Week 3 Journal: Tools and Agents

I started off the week building a simple calculator tool and worked my way up to creating my first “agent” (an autonomous researcher) and a reusable tool-execution pattern underneath it.

What I Built

Calculator Tool

On Monday, Claude walked me through the creation of a tool to get local weather. Then I dipped my toes in by creating a simple calculator tool. This helped me understand the anatomy of a tool, the tool use “loop”, and how to:

Define the tool schema
Handle Claude’s tool use requests
Return results back to Claude

I also started to see how the costs add up more quickly (and how important it is to manage the context window) because each tool use cycle requires a minimum of 2 API calls.

NGL, I’m struggling to understand why I would want a non-deterministic calculator.
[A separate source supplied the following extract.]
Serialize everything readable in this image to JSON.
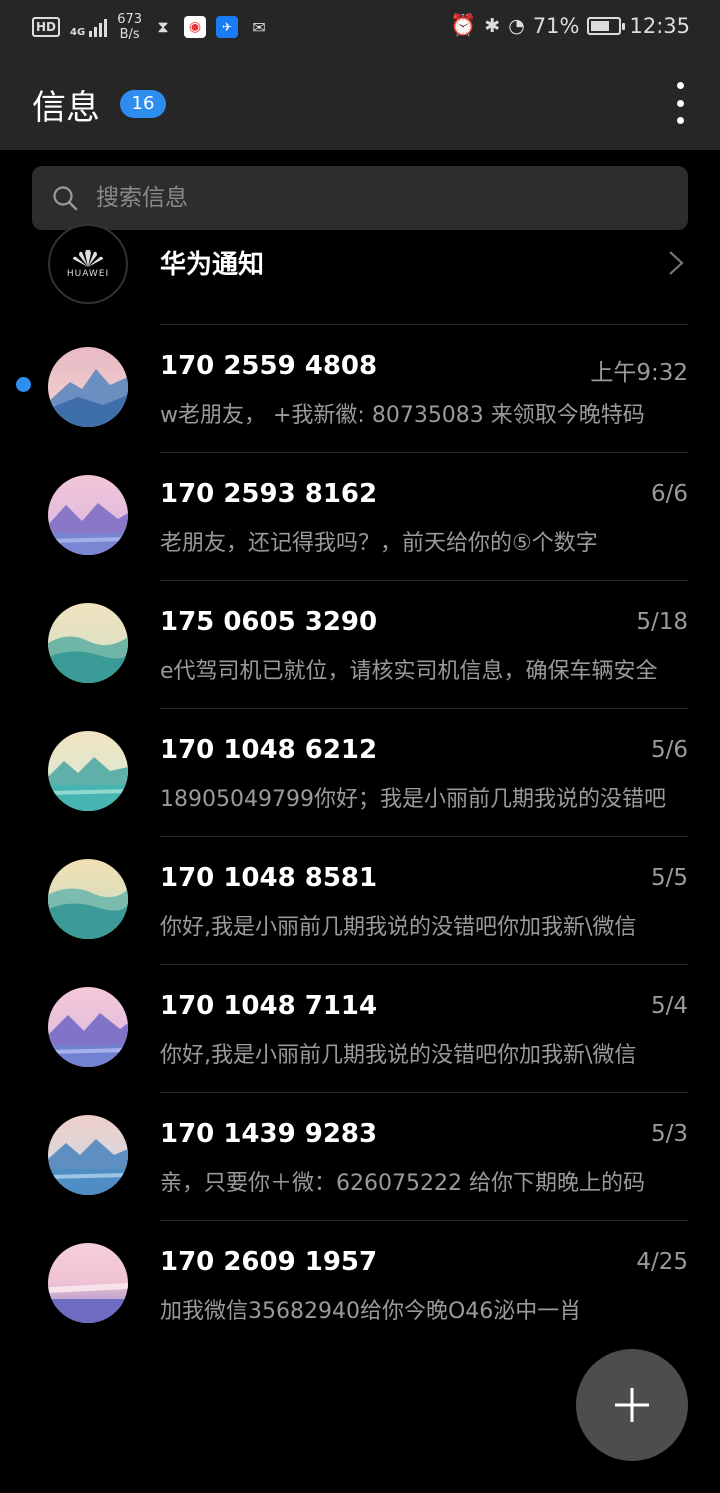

Web Scraper, File Utility, Query Tool

Tuesday’s task was to get hands-on and start building practical tools. I worked on:

A web scraper that lets Claude fetch and read URLs
A file system utility that lets Claude read/write files
A data lookup tool that lets Claude query structured data

After that, I created a combined toolkit that let Claude chain multiple tools together. “Fetch the content from https://example.com and save it to example_content.txt” became two autonomous tool calls across three API round trips. It was pretty cool to see how tool chaining created an autonomous workflow. I didn’t write IF/THEN logic. I didn’t create a workflow engine. I just gave Claude the tools, and it figured out the sequence.

ServiceNow Mock Tools, Cross-Domain Tool Chaining

The previous days’ experiments were informative, but felt abstract. On Wednesday, I worked on something more familiar that felt more like actual PM work: find a critical incident in ITSM, fetch documentation about the error from the web, and create a resolution file.

First, I created a mock data layer (no API access for now) and a tool that simulates:

Searching for incidents
Creating tickets
Querying CMDB

Next, I combined the mock tool with the web scraper and file utility I created the previous day. The combination gave Claude the added ability to autonomously:

Research a problem online
Create a ServiceNow ticket with the findings
Save the resolution to a file

The result was an autonomous multi-step workflow spanning three domains: ServiceNow + Web + Files. Claude decided which tools to use, when to use them, what parameters to pass, and how to combine results across tools. I wrote NO workflow logic. Claude just kind of figured it out.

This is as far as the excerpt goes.